In January 2022, Microsoft revealed its intention to acquire Activision Blizzard for $68.7 billion, a deal that has since been under regulatory scrutiny. Among the concerned regulators was the British Competition and Markets Authority (CMA), which initially expressed apprehensions that the merger could substantially lessen competition in gaming consoles, multi-game subscription services, and cloud gaming services. However, the CMA has recently narrowed its scope of concerns after reviewing new evidence.
Background on the CMA’s Initial Concerns
The CMA’s original concerns were based on the possibility that Microsoft would leverage Activision Blizzard’s game catalogue to strengthen its position in the streaming game market. This prompted the CMA to consider a more in-depth Phase 2 investigation, giving Microsoft and Activision Blizzard five working days to address their concerns. In response, Microsoft clarified its acquisition motives and reassured that it would not make popular franchises like Call of Duty exclusive to their platforms.
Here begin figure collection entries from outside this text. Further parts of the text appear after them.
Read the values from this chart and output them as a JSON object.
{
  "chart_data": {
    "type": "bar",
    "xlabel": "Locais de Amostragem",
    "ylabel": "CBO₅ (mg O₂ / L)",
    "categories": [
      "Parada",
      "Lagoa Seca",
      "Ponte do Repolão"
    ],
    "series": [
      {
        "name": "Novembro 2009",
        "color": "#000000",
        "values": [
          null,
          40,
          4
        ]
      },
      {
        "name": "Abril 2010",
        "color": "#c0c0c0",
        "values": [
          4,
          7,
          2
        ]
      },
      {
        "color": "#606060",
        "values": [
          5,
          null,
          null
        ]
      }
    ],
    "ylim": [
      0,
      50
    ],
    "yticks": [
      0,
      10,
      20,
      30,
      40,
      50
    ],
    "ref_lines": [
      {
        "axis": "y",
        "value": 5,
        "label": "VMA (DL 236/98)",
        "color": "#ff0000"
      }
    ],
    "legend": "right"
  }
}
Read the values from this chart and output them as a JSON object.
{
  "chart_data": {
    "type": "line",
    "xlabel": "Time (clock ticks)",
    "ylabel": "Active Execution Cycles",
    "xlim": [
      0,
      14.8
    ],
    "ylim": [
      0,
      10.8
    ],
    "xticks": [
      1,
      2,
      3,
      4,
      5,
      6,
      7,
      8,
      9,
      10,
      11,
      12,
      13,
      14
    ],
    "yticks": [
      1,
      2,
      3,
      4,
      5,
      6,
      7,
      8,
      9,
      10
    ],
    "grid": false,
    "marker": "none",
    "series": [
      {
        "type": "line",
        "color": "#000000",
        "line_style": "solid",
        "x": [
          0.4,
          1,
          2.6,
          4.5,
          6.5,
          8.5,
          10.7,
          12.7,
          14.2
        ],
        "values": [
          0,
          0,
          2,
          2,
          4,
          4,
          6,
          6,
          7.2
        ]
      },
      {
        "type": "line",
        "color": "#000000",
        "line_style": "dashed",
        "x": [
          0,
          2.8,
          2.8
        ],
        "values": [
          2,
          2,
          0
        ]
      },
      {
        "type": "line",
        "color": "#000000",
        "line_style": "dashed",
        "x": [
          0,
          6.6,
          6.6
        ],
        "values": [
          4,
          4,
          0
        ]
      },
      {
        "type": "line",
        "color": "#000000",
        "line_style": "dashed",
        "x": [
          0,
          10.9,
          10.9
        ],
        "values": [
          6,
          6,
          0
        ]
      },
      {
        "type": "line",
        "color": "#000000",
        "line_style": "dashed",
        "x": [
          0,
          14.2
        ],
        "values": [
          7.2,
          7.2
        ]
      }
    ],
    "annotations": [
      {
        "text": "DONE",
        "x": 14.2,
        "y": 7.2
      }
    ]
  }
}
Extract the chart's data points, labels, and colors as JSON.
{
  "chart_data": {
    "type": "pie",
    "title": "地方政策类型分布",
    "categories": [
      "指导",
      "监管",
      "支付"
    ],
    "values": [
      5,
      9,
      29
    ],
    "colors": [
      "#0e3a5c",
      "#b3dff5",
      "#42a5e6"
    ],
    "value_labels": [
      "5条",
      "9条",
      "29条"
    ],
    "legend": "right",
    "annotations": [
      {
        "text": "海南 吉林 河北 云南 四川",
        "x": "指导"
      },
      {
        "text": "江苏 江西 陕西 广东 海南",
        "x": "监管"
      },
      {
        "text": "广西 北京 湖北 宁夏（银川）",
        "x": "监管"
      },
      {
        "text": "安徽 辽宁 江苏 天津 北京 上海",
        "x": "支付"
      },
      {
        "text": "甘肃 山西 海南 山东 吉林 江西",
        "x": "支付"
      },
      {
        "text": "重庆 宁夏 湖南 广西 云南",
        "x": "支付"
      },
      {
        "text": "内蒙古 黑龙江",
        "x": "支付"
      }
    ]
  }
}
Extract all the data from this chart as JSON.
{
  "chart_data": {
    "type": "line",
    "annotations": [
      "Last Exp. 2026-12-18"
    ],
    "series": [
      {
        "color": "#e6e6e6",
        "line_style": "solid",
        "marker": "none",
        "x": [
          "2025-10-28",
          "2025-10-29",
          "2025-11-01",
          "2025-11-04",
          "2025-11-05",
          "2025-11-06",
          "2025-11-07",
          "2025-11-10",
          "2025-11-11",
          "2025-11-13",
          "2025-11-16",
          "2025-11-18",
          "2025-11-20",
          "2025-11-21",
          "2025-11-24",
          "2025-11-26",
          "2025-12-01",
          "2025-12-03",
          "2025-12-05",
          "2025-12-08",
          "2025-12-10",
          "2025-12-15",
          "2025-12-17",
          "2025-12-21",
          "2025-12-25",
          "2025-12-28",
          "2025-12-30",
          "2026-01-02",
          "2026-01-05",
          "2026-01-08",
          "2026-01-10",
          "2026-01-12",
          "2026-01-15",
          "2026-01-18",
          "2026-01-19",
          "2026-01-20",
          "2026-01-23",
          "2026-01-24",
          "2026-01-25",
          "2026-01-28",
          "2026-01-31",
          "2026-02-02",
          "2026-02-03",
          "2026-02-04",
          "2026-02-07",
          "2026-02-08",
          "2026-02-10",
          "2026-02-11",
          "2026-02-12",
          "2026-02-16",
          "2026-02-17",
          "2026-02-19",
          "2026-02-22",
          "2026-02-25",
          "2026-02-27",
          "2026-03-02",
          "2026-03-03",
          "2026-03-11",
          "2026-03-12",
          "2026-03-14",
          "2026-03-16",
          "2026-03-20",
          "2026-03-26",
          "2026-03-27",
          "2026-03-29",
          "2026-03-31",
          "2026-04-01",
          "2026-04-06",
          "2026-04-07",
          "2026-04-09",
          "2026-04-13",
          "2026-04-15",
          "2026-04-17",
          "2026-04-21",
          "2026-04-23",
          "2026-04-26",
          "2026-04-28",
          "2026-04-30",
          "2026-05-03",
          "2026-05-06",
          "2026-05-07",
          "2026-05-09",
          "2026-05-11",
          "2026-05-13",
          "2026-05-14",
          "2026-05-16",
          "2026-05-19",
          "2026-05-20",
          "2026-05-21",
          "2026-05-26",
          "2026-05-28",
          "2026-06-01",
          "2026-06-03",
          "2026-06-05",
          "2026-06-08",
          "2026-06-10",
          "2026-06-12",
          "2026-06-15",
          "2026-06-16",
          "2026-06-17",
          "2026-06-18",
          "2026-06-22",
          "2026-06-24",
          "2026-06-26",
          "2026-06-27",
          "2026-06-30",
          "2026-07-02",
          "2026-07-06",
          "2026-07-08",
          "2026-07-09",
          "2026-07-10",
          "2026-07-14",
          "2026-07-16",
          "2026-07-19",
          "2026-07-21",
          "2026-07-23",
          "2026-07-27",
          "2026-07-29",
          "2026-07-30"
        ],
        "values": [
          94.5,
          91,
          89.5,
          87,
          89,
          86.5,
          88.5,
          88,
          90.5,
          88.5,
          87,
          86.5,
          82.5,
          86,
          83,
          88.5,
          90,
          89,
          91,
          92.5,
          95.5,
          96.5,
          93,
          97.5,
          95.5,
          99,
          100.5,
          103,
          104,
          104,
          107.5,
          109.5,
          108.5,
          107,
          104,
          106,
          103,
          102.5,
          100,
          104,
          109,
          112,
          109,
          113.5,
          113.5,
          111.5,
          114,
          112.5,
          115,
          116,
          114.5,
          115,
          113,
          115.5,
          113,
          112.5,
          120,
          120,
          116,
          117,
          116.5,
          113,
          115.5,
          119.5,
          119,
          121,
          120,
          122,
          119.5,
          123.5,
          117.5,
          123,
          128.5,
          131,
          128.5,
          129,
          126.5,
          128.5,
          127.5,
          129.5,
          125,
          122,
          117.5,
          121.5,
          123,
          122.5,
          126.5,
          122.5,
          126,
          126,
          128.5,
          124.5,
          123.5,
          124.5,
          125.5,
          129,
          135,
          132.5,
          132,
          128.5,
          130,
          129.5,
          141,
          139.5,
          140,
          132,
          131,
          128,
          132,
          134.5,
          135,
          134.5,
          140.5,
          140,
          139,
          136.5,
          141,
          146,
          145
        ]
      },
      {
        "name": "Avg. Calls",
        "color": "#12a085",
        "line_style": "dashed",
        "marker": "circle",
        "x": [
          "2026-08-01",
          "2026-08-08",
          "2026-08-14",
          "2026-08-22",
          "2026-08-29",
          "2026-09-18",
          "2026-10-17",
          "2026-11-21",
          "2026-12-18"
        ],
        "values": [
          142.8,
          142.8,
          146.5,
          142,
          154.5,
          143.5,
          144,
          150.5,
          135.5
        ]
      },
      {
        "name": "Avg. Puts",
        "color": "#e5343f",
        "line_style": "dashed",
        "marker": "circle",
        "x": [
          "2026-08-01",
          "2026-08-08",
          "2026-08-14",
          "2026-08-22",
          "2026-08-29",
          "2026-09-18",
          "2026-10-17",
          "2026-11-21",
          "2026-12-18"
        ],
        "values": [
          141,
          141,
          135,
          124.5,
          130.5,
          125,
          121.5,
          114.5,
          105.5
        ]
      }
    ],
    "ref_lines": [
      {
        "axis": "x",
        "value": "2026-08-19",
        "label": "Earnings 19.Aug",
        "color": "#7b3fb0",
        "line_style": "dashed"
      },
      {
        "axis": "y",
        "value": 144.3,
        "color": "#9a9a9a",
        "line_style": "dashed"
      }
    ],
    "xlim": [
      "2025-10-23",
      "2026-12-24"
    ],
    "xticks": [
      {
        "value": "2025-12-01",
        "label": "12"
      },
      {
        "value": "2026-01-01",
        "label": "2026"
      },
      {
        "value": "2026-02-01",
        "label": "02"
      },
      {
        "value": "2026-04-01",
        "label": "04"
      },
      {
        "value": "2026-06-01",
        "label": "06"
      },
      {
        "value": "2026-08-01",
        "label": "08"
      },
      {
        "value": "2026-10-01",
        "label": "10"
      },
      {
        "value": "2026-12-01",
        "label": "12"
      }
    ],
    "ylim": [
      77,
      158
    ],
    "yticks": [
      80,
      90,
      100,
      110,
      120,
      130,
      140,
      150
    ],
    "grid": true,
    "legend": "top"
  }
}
Updated Provisional Findings
On March 24, 2023, the CMA published updated provisional findings after receiving significant new evidence in response to its original findings. The updated analysis showed that making Activision’s games exclusive to Microsoft’s consoles would not be commercially beneficial due to potential loss-making scenarios. Consequently, the CMA revised its provisional conclusion and determined that the acquisition would not substantially lessen competition in the UK’s console gaming market.
Continued Investigation in Cloud Gaming Services
While the CMA’s concerns regarding console gaming have been alleviated, its concerns about cloud gaming services remain unchanged. The investigation continues, and the CMA is expected to issue its final report by April 26, 2023.
The updated provisional findings from the CMA indicate that the Microsoft-Activision merger might not result in a substantial lessening of competition in the UK’s console gaming market.